On the hunt for a new quick and easy weeknight meal? Look no further – this roasted broccoli number is dead simple to put together, and only takes an hour or so from start to finish (less if you make a big batch of the tomato sauce and keep it in the freezer!) Tomato, hazelnut and tahini is a tried and tested combination in the Middle East – just throw a pile of crispy roasted broccoli on top and you have a hearty meal in mere minutes.

Charred green beans with sauté potatoes, chermoula and fried almonds

Vegan food is often about making the most of simple things; this recipe is, at heart, about the combination of three simple ingredients – green beans, potatoes and almonds – that work together in perfect harmony. The addition of chermoula – a herby condiment from North Africa – lifts everything with grassy freshness and the sharpness of preserved lemon.

Saffron malloreddus with peas, fennel and cherry tomatoes

Making pasta doesn't have to be a chore, nor does it have to contain eggs; this pasta recipe takes inspiration from the south of Italy where pasta is made with just semolina and water.

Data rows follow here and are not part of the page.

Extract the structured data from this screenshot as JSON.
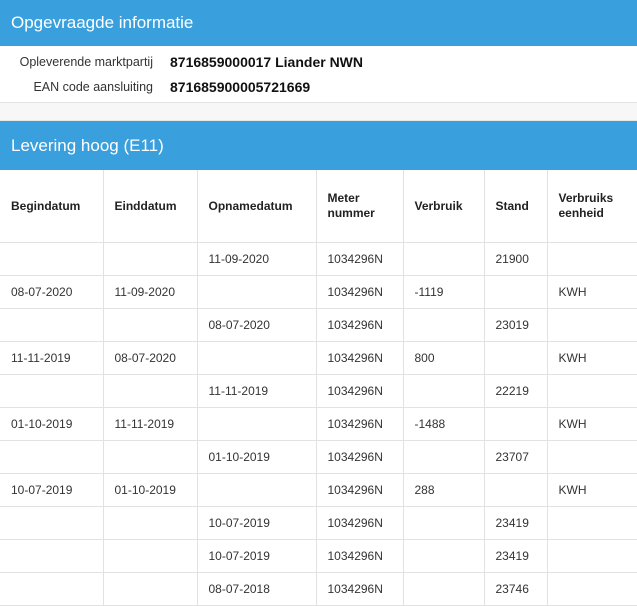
{
  "section1": {
    "title": "Opgevraagde informatie",
    "fields": [
      {
        "label": "Opleverende marktpartij",
        "value": "8716859000017 Liander NWN"
      },
      {
        "label": "EAN code aansluiting",
        "value": "871685900005721669"
      }
    ]
  },
  "section2": {
    "title": "Levering hoog (E11)",
    "columns": [
      "Begindatum",
      "Einddatum",
      "Opnamedatum",
      "Meter nummer",
      "Verbruik",
      "Stand",
      "Verbruiks eenheid"
    ],
    "rows": [
      [
        "",
        "",
        "11-09-2020",
        "1034296N",
        "",
        "21900",
        ""
      ],
      [
        "08-07-2020",
        "11-09-2020",
        "",
        "1034296N",
        "-1119",
        "",
        "KWH"
      ],
      [
        "",
        "",
        "08-07-2020",
        "1034296N",
        "",
        "23019",
        ""
      ],
      [
        "11-11-2019",
        "08-07-2020",
        "",
        "1034296N",
        "800",
        "",
        "KWH"
      ],
      [
        "",
        "",
        "11-11-2019",
        "1034296N",
        "",
        "22219",
        ""
      ],
      [
        "01-10-2019",
        "11-11-2019",
        "",
        "1034296N",
        "-1488",
        "",
        "KWH"
      ],
      [
        "",
        "",
        "01-10-2019",
        "1034296N",
        "",
        "23707",
        ""
      ],
      [
        "10-07-2019",
        "01-10-2019",
        "",
        "1034296N",
        "288",
        "",
        "KWH"
      ],
      [
        "",
        "",
        "10-07-2019",
        "1034296N",
        "",
        "23419",
        ""
      ],
      [
        "",
        "",
        "10-07-2019",
        "1034296N",
        "",
        "23419",
        ""
      ],
      [
        "",
        "",
        "08-07-2018",
        "1034296N",
        "",
        "23746",
        ""
      ]
    ]
  }
}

Hand-rolling your pasta is a doddle, and from there you can conjure up a sauce with the simplest of ingredients – some fresh fennel, cherry tomatoes and peas straight from the freezer! One of our all time favourite bowls of food, vegan or otherwise.

Coronation cauliflower with roasted apricots and pickled turmeric

This vegan take on a British classic ticks all the boxes – there's sweetness from the apricots, an earthy tang from pickled turmeric root and raisins and then a bit of warmth from roasted cauliflower, which has been marinated in coconut yoghurt and spices. This makes a fantastic summer lunch, but it's even better if you're planning on having a few friends round for a big vegan feast.

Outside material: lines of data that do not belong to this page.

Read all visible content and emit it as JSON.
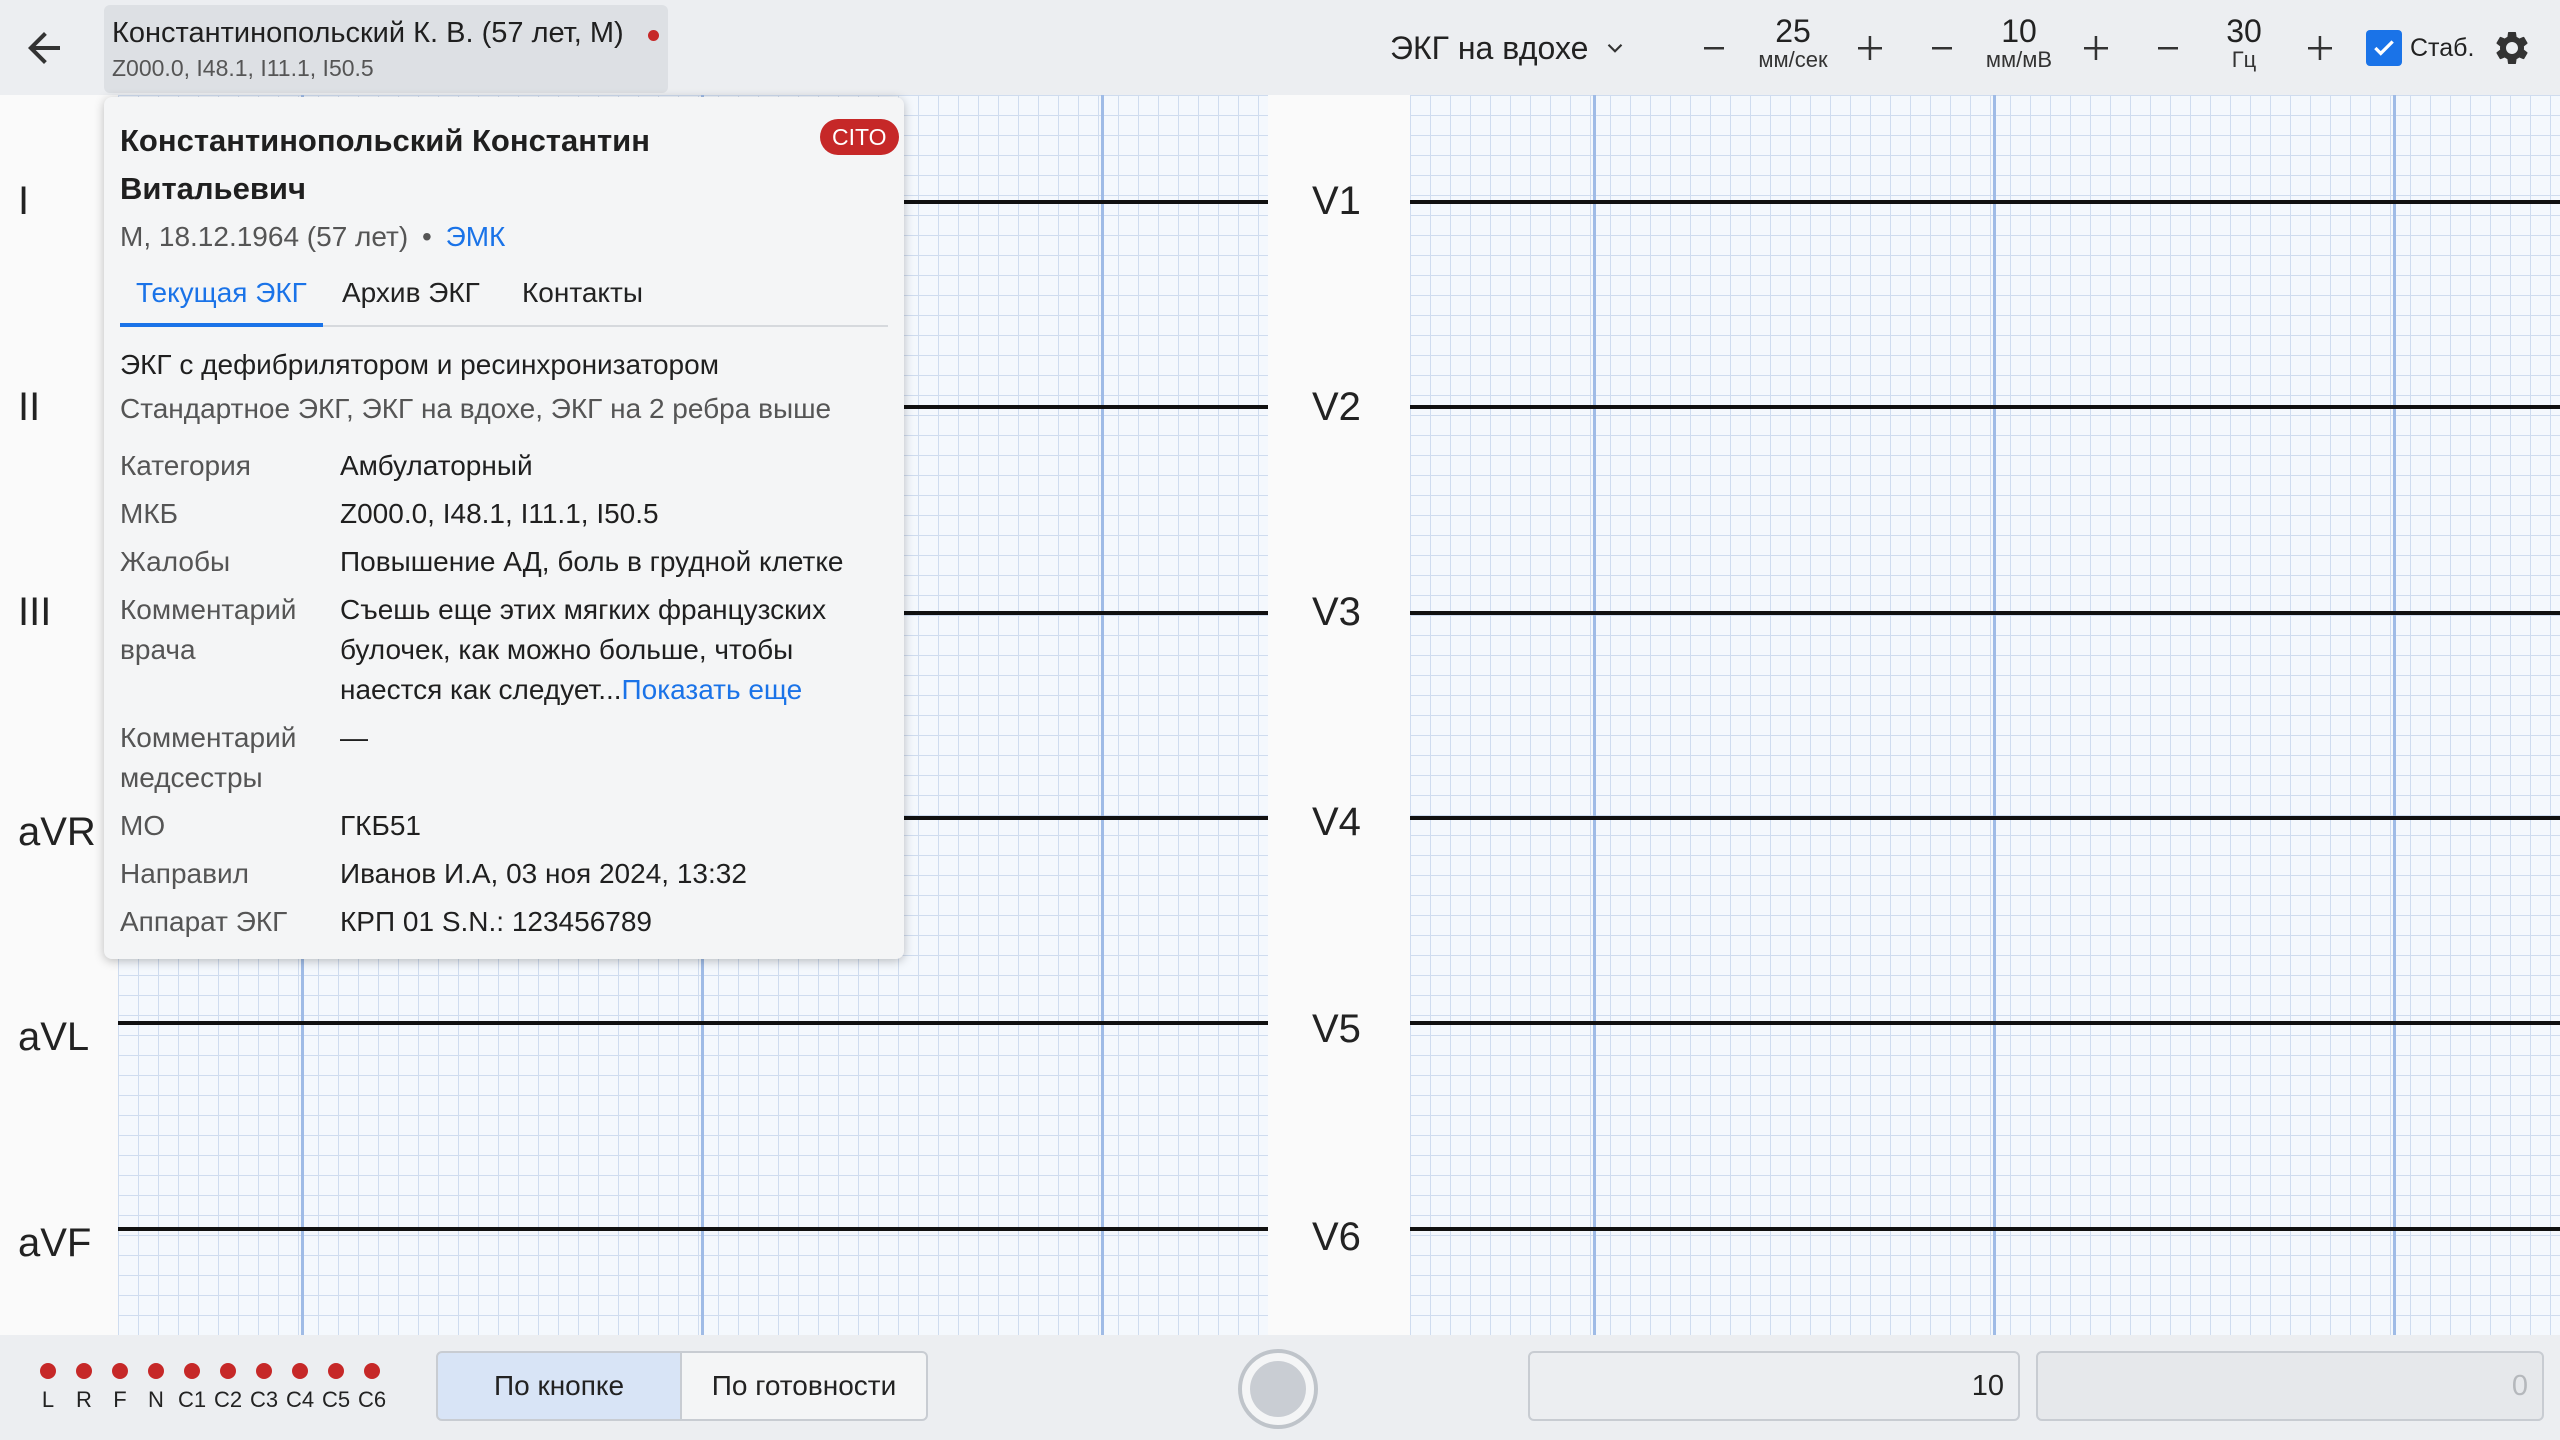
{
  "header": {
    "patient_short": "Константинопольский К. В. (57 лет, М)",
    "patient_codes": "Z000.0, I48.1, I11.1, I50.5",
    "mode": "ЭКГ на вдохе",
    "speed": {
      "value": "25",
      "unit": "мм/сек"
    },
    "gain": {
      "value": "10",
      "unit": "мм/мВ"
    },
    "filter": {
      "value": "30",
      "unit": "Гц"
    },
    "stab_label": "Стаб.",
    "stab_checked": true,
    "icons": {
      "back": "arrow-left-icon",
      "settings": "gear-icon",
      "mode": "chevron-down-icon"
    }
  },
  "leads": {
    "left": [
      "I",
      "II",
      "III",
      "aVR",
      "aVL",
      "aVF"
    ],
    "right": [
      "V1",
      "V2",
      "V3",
      "V4",
      "V5",
      "V6"
    ]
  },
  "card": {
    "full_name": "Константинопольский Константин Витальевич",
    "badge": "CITO",
    "meta": "М, 18.12.1964 (57 лет)",
    "meta_sep": "•",
    "emk_link": "ЭМК",
    "tabs": [
      "Текущая ЭКГ",
      "Архив ЭКГ",
      "Контакты"
    ],
    "active_tab": "Текущая ЭКГ",
    "ekg_type": "ЭКГ с дефибрилятором и ресинхронизатором",
    "ekg_subtypes": "Стандартное ЭКГ, ЭКГ на вдохе, ЭКГ на 2 ребра выше",
    "fields": [
      {
        "key": "Категория",
        "value": "Амбулаторный"
      },
      {
        "key": "МКБ",
        "value": "Z000.0, I48.1, I11.1, I50.5"
      },
      {
        "key": "Жалобы",
        "value": "Повышение АД, боль в грудной клетке"
      },
      {
        "key": "Комментарий врача",
        "value": "Съешь еще этих мягких французских булочек, как можно больше, чтобы наестся как следует...",
        "more": "Показать еще"
      },
      {
        "key": "Комментарий медсестры",
        "value": "—"
      },
      {
        "key": "МО",
        "value": "ГКБ51"
      },
      {
        "key": "Направил",
        "value": "Иванов И.А, 03 ноя 2024, 13:32"
      },
      {
        "key": "Аппарат ЭКГ",
        "value": "КРП 01 S.N.: 123456789"
      }
    ]
  },
  "bottom": {
    "electrodes": [
      "L",
      "R",
      "F",
      "N",
      "C1",
      "C2",
      "C3",
      "C4",
      "C5",
      "C6"
    ],
    "electrode_color": "#c62828",
    "trigger_options": [
      "По кнопке",
      "По готовности"
    ],
    "selected_trigger": "По кнопке",
    "input_value": "10",
    "counter_value": "0"
  },
  "colors": {
    "accent": "#1a73e8",
    "alert": "#c62828"
  }
}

Teriyaki tofu with pickled cucumber and sesame

There's no doubt that tofu still divides opinion, even amongst vegans. We've all been left a bit cold by a bland lump of tofu in the past, but it doesn't have to be this way – by pressing and drying your tofu properly, you can get a fantastic crispy texture on the outside that transforms your dishes. Just combine with a simple teriyaki marinade, a cucumber pickle to cut through the richness and some fresh garnish and you have a meal that is as delicious as it is nutritious.

Roasted carrots and chickpeas with semi-dried tomatoes, pickled red onion, parsley and sumac dressing

Carrots are one of those vegetables that many of us routinely give the cold shoulder to, perhaps the result of having to eat bland, over-boiled carrot sticks at school. Next time you have a spare bag of carrots lurking in your salad draw, spare a thought for this recipe and roast them with lots of oil, salt and cumin – we think you'll be more than pleasantly surprised by the results.

Salted watermelon salad with mint, almond, cucumber and chilli

Watermelon is another beloved summer treat – a fantastic way to cool off in the heat of the sun. Visit Mexico and you'll find the locals often eat their watermelon with salt and chilli; Mexicans – being well acquainted with both watermelon and extreme heat – realised long ago that salt and chilli actually emphasises watermelon's fresh, juicy qualities. We took that idea and ran with it, adding bags more freshness with cucumber, lime and mint, and a bit of crunch from toasted almonds. A fantastic summer side.

Peach and lavender tart

This vegan tarte fine is a great way to salvage peaches that aren't quite ripe enough to eat; they'll soften up nicely in the oven as they bake on a bed of vegan, dairy-free almond crème pâtissière. Anyone who has made their own puff pastry will know that not only does it contain massive amounts of butter, but it's also a huge faff; shop-bought versions are neither and still perfectly good. A few lavender flowers finish this off nicely, but be careful not to overdo it – lavender gets rather overpowering in large quantities.